Dans ces circonstances, les deux sortes de gens dont nous venons de parler s’affectent différemment. Ceux qui sont disposés à être heureux ne considèrent que ce qu’il y a d’agréable dans les choses, et d’amusant dans la conversation, les plats bien apprêtés, la délicatesse des vins, le beau temps, et ils en jouissent avec volupté. Ceux qui sont destinés à être malheureux, observent le contraire, et ne s’entretiennent pas d’autre chose. Aussi, sont-ils, sans cesse mécontens, et par leurs tristes remarques, troublent les plaisirs de la société, offensent beaucoup de personnes et deviennent à charge par-tout où ils vont.

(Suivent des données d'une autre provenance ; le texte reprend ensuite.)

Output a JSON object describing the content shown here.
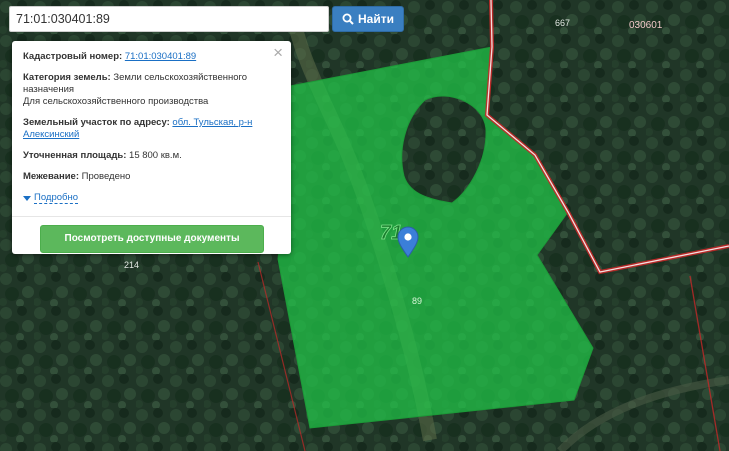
{
  "search": {
    "value": "71:01:030401:89",
    "button_label": "Найти"
  },
  "popup": {
    "cadastral_label": "Кадастровый номер:",
    "cadastral_value": "71:01:030401:89",
    "category_label": "Категория земель:",
    "category_value": "Земли сельскохозяйственного назначения",
    "category_use": "Для сельскохозяйственного производства",
    "address_label": "Земельный участок по адресу:",
    "address_value": "обл. Тульская, р-н Алексинский",
    "area_label": "Уточненная площадь:",
    "area_value": "15 800 кв.м.",
    "survey_label": "Межевание:",
    "survey_value": "Проведено",
    "more_label": "Подробно",
    "docs_button_label": "Посмотреть доступные документы"
  },
  "map": {
    "labels": {
      "block_number": "71",
      "parcel_number": "89",
      "label_667": "667",
      "label_030601": "030601",
      "label_214": "214"
    },
    "colors": {
      "parcel_fill": "#21c84a",
      "boundary": "#d32f2f",
      "marker": "#3b7fd9",
      "forest": "#1c3324"
    },
    "icons": [
      "search-icon",
      "close-icon",
      "map-marker-icon",
      "triangle-down-icon"
    ]
  }
}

Si cette tournure d’esprit étoit donnée par la nature, les malheureux qui l’ont seroient très-dignes de pitié. Mais comme la disposition à critiquer, à trouver tout mauvais n’est, peut-être, d’abord qu’un effet de l’imitation, et devient insensiblement une habitude, il est certain que quelque forte qu’elle soit, ceux qui l’ont peuvent s’en défaire, lorsqu’ils sont convaincus qu’elle nuit à leur repos. J’espère que ce petit avis ne leur sera point inutile et les engagera à renoncer à un penchant qui, quoique dicté par l’imagination, a des conséquences très-sérieuses dans le cours de la vie, et cause des chagrins et des malheurs réels.

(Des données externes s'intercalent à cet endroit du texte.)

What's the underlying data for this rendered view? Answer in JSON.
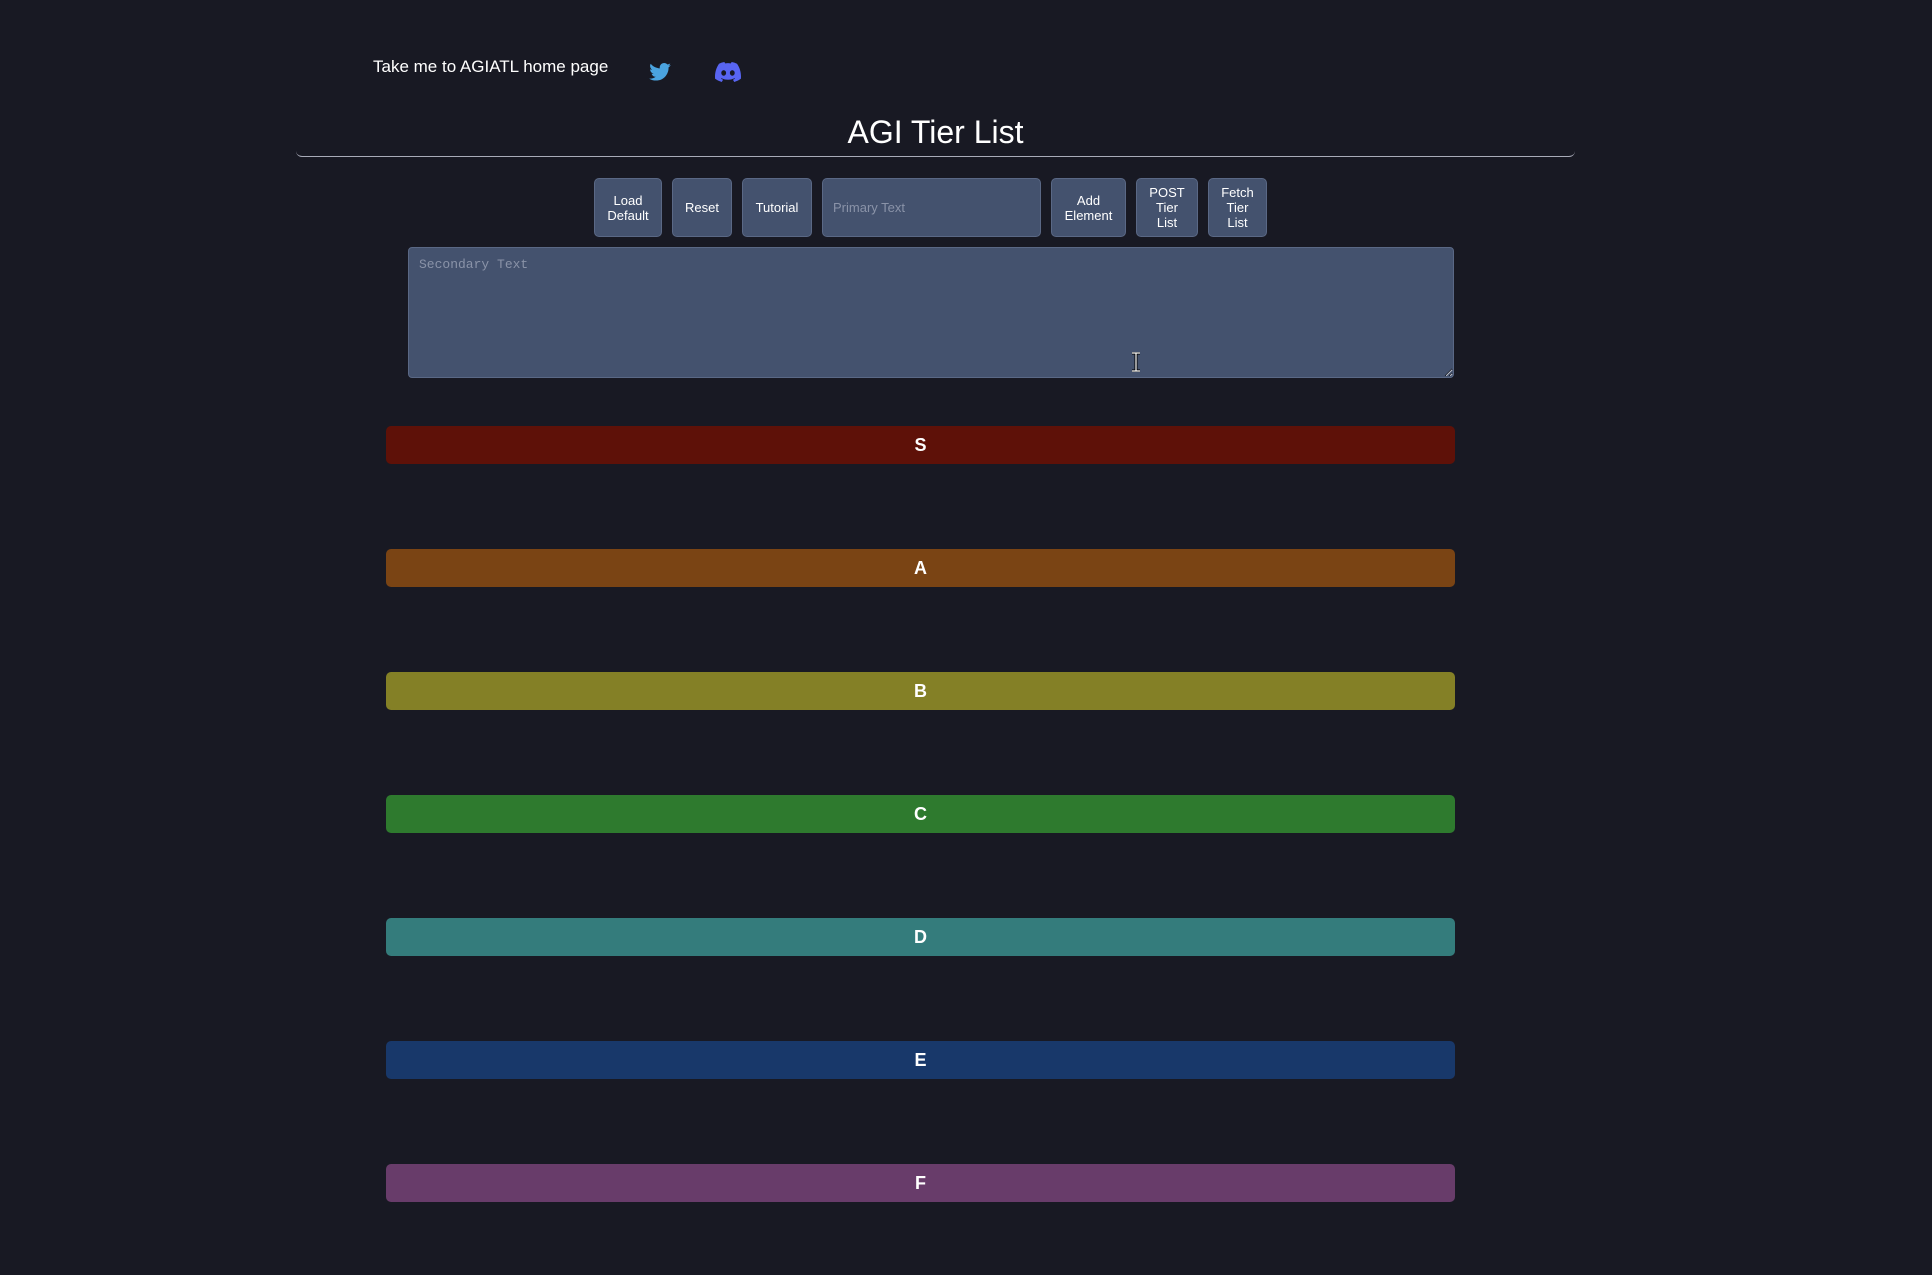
{
  "nav": {
    "home_link": "Take me to AGIATL home page",
    "twitter_icon": "twitter-icon",
    "discord_icon": "discord-icon"
  },
  "header": {
    "title": "AGI Tier List"
  },
  "toolbar": {
    "load_default": "Load\nDefault",
    "reset": "Reset",
    "tutorial": "Tutorial",
    "primary_placeholder": "Primary Text",
    "primary_value": "",
    "add_element": "Add\nElement",
    "post_tier_list": "POST\nTier\nList",
    "fetch_tier_list": "Fetch\nTier\nList"
  },
  "secondary": {
    "placeholder": "Secondary Text",
    "value": ""
  },
  "tiers": [
    {
      "label": "S",
      "color": "#5e1108"
    },
    {
      "label": "A",
      "color": "#7a4414"
    },
    {
      "label": "B",
      "color": "#848026"
    },
    {
      "label": "C",
      "color": "#2e7a2e"
    },
    {
      "label": "D",
      "color": "#347c7c"
    },
    {
      "label": "E",
      "color": "#18386a"
    },
    {
      "label": "F",
      "color": "#683c6a"
    }
  ],
  "colors": {
    "background": "#181923",
    "control": "#44526e",
    "twitter": "#4aa3df",
    "discord": "#5865f2"
  }
}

Personne n’aime les frondeurs, et beaucoup de gens sont insultés par eux. Aussi, ne les traite-t-on jamais qu’avec une politesse froide, quelquefois même on la leur refuse ; ce qui souvent les aigrit davantage et leur occasionne des disputes et de violentes querelles. S’ils désirent de s’élever à des emplois, et d’augmenter leur fortune, personne ne s’intéresse à leur succès, et ne fait un pas, ni ne dit un mot en leur faveur. S’ils essuient la censure publique, ou s’ils éprouvent quelque disgrâce, personne ne veut ni les défendre, ni les justifier. Au contraire, une foule d’ennemis blâme leur conduite, et s’efforce de les rendre complètement odieux. S’ils ne changent donc point d’habitude, et s’ils ne daignent pas trouver agréable ce qui l’est, sans se chagriner eux-mêmes pour chagriner les autres, tout le monde doit les éviter ; car il est toujours fâcheux d’avoir des rapports avec de pareilles gens, sur-tout lorsqu’on a le malheur de se trouver mêlé dans leurs querelles.

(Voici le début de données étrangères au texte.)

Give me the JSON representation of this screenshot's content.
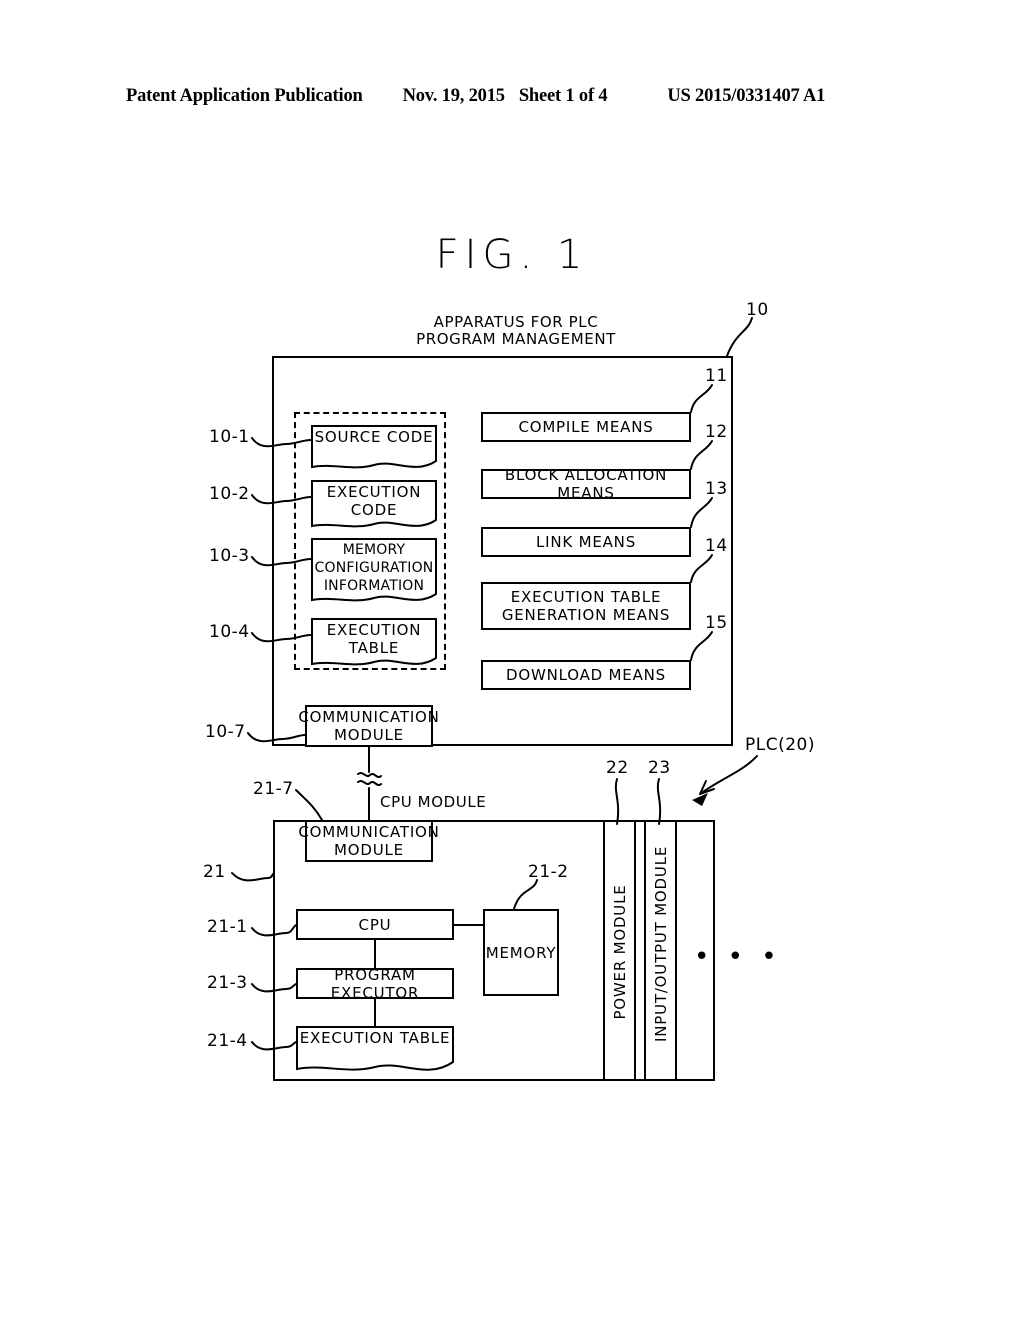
{
  "header": {
    "left": "Patent Application Publication",
    "date": "Nov. 19, 2015",
    "sheet": "Sheet 1 of 4",
    "pub_number": "US 2015/0331407 A1"
  },
  "figure": {
    "title": "FIG. 1",
    "apparatus_caption": "APPARATUS FOR PLC\nPROGRAM MANAGEMENT",
    "apparatus_ref": "10",
    "plc_label": "PLC(20)",
    "cpu_module_label": "CPU MODULE",
    "ellipsis": "• • •"
  },
  "apparatus": {
    "documents": [
      {
        "ref": "10-1",
        "label": "SOURCE CODE"
      },
      {
        "ref": "10-2",
        "label": "EXECUTION\nCODE"
      },
      {
        "ref": "10-3",
        "label": "MEMORY\nCONFIGURATION\nINFORMATION"
      },
      {
        "ref": "10-4",
        "label": "EXECUTION\nTABLE"
      }
    ],
    "means": [
      {
        "ref": "11",
        "label": "COMPILE MEANS"
      },
      {
        "ref": "12",
        "label": "BLOCK ALLOCATION MEANS"
      },
      {
        "ref": "13",
        "label": "LINK MEANS"
      },
      {
        "ref": "14",
        "label": "EXECUTION TABLE\nGENERATION MEANS"
      },
      {
        "ref": "15",
        "label": "DOWNLOAD MEANS"
      }
    ],
    "communication_module": {
      "ref": "10-7",
      "label": "COMMUNICATION\nMODULE"
    }
  },
  "plc": {
    "cpu_module_ref": "21",
    "communication_module": {
      "ref": "21-7",
      "label": "COMMUNICATION\nMODULE"
    },
    "cpu": {
      "ref": "21-1",
      "label": "CPU"
    },
    "memory": {
      "ref": "21-2",
      "label": "MEMORY"
    },
    "program_executor": {
      "ref": "21-3",
      "label": "PROGRAM EXECUTOR"
    },
    "execution_table": {
      "ref": "21-4",
      "label": "EXECUTION TABLE"
    },
    "power_module": {
      "ref": "22",
      "label": "POWER MODULE"
    },
    "io_module": {
      "ref": "23",
      "label": "INPUT/OUTPUT MODULE"
    }
  },
  "colors": {
    "ink": "#000000",
    "paper": "#ffffff"
  }
}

Un vieux philosophe de mes amis étoit devenu, par expérience, très-défiant à cet égard, et évitoit soigneusement d’avoir aucune liaison avec les frondeurs. Il avoit, comme les autres philosophes, un thermomètre, pour connoître le degré de chaleur de l’atmosphère, et un baromètre, pour savoir à l’avance, si le temps seroit beau ou mauvais. Mais comme on n’a point encore inventé d’instrument pour découvrir, au premier coup-d’œil, si un homme a le caractère chagrin, mon philosophe se servoit, pour cela, de ses jambes. Il avoit une jambe très-bien faite ; mais l’autre ayant éprouvé un accident, étoit crochue et difforme.

Lorsqu’il se trouvoit, pour la première fois, avec un homme qui regardoit plus sa jambe crochue que l’autre, il commençoit à s’en défier ; et si cet homme lui parloit de sa vilaine jambe et ne lui disoit rien de la belle, il n’en falloit pas davantage pour déterminer le philosophe à n’avoir plus aucun rapport avec lui.

Tout le monde n’a pas le baromètre à deux jambes. Mais, avec un peu d’attention, tout le monde peut observer les signes de cette fâcheuse disposition à chercher des défauts, et on peut prendre la résolution de fuir la connoissance de ceux qui ont le malheur de l’avoir. J’avertis donc ces gens pointilleux, chagrins, mécontens, que s’ils veulent être respectés, aimés et vivre heureux, ils doivent cesser de regarder la jambe crochue.